Vous trouvez ça kafkaïen ? Comment en sommes-nous arrivés là ?!

Dans ce monde qui se cache derrière le voile de la réalité, le monde des « djinns » n’est pas réputé pour leur vie de famille, l’amour est rare, mais le sexe ne s’arrête jamais. Les sentiments les plus nobles tels que l’altruisme, la dévotion, leur sont complètement étrangers. Le sexe mis à part, le fait d’être, est par nature, un état inactif, intemporel et c’est la raison pour laquelle le monde des humains, fait d’altérations, d’erreurs et de désirs attirait de tous temps les « djinns ». Et lorsque se produisait une faille entre les deux mondes, les « djinns » ne pouvaient s’empêcher de se mêler, d’embrouiller, démêler la toile des activités humaines, accélérant ou freinant les métamorphoses sans fin de l’histoire de nos sociétés. L’influence des « djinns » était omniprésente et il était plus convenable et convenu d’interpeller le hasard pour expliquer ce qui, il faut bien le dire, était de nature inexplicable et les étrangetés se multiplièrent donc de façon inexpliquée ! Les « djinns » les plus sombres étaient capables de se rendre invisibles, ils posaient alors leurs lèvres sur la poitrine des hommes pour instiller leur murmure dans leur cœur, prenant ainsi possession entièrement de leur corps et âme. C’est alors que la guerre des Mondes commença, où s’affrontaient lumière contre les ténèbres, lumière contre lumière, ténèbres contre ténèbres :

« Quand le désir te prend, tu deviens flou, tes contours s’effacent, se perdent dans la fumée ». Lorsque l’amour se meurt le désir apparaît comme une folie, née de la croyance que le corps, séparé de l’âme, rend possible l’éclair de la beauté des amoureux brisés. Une balle pointée sur ton cœur, c’est-à-dire l’amour véritable,  innocent dans la culpabilité !

C’est pour cela que nous avons besoin du Monde Magique !

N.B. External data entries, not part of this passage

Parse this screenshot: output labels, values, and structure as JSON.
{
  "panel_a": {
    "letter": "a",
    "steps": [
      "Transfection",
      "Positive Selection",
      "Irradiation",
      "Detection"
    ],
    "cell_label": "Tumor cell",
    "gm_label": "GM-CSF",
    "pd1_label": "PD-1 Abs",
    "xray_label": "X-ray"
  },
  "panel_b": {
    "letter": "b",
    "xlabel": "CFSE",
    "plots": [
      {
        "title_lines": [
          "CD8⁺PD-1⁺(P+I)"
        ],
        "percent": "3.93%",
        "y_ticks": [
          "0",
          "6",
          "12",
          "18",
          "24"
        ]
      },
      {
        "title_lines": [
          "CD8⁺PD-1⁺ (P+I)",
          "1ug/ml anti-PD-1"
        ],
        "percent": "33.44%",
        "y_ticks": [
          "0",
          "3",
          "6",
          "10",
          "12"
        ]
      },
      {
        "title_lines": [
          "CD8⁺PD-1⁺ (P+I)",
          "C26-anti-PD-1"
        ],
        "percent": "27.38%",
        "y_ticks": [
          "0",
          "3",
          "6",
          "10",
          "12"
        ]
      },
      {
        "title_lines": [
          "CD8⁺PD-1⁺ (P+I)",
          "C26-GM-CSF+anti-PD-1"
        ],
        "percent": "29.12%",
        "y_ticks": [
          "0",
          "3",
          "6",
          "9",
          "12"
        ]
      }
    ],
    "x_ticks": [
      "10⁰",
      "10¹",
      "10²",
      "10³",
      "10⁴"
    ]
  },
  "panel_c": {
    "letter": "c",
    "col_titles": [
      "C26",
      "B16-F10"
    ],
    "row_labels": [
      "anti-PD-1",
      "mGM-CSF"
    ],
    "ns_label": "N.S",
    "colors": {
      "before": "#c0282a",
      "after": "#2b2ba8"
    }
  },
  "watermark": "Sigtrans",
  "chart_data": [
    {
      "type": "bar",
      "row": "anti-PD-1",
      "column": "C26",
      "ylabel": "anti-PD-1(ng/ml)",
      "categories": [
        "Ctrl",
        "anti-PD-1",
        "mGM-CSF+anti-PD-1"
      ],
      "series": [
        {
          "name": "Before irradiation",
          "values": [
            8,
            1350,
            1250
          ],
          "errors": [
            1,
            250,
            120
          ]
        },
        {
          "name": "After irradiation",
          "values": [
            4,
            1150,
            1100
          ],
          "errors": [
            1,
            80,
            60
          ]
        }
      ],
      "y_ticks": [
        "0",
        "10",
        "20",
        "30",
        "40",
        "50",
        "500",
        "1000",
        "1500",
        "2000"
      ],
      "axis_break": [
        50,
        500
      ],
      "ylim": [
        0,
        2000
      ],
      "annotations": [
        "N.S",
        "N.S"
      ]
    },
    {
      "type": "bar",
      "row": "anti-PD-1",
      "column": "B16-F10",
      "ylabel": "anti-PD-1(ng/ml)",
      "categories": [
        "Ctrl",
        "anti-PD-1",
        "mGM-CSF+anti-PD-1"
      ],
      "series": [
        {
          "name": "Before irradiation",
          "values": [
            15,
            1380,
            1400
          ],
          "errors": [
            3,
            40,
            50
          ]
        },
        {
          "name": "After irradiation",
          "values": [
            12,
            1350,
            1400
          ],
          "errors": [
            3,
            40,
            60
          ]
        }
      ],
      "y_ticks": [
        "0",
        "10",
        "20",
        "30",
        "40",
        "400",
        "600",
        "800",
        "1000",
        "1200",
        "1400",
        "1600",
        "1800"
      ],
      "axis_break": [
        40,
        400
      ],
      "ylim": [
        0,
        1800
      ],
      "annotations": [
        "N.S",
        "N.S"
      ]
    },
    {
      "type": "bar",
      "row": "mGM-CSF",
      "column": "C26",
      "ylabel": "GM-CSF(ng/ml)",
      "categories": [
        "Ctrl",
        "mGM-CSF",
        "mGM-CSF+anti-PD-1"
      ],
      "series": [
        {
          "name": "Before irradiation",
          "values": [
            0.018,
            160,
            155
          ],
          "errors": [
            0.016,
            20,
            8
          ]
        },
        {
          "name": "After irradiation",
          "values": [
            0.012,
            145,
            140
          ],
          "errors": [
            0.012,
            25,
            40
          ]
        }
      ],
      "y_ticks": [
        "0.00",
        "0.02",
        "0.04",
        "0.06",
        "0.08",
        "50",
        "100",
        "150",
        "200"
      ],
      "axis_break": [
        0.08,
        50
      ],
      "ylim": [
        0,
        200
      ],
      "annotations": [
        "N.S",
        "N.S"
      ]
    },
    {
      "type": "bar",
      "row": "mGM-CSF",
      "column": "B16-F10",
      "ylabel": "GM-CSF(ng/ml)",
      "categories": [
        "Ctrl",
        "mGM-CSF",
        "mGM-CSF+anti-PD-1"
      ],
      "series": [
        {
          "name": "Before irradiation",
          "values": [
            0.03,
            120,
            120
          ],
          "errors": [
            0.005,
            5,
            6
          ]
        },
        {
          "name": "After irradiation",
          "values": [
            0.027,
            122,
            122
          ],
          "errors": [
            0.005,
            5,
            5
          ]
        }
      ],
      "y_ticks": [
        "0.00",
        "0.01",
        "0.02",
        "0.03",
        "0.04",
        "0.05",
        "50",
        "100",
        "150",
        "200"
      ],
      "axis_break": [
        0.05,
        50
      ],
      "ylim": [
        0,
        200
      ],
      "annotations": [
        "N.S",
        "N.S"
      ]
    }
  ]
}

Mais, dans le monde des « djinns », l’illusion, la fiction comme les livres n’existent pas, le feu consume le papier ! Tout en acceptant la gravité de cette blessure, en l’examinant dans toute son horreur et non en la consumant par peur, nous nous métamorphosons en étant plus fort que la douleur. Ainsi l’homme n’était non plus et non seulement à l’origine de la maladie, mais il sut se transformer en remède ! Alors seulement après avoir affronté ses démons, il devient raisonnable, il n’a plus peur. Et les deux mondes purent enfin se séparer. Mais à mesure que les jours devenaient des années, que les jours devenaient des nuits, l’homme cessa de rêver !

«  Dans les livres de jadis nous entendons parler de vous ô rêves, mais l’usine à rêves a fermé. C’est le prix à payer pour jouir de la paix, de la prospérité… Que la sauvagerie qui est en nous, et que le sommeil libère, ait été matée, que notre part obscure qui suscite le théâtre de la nuit soit apaisée… Nous sommes heureux, mais nos nuits restent muettes. »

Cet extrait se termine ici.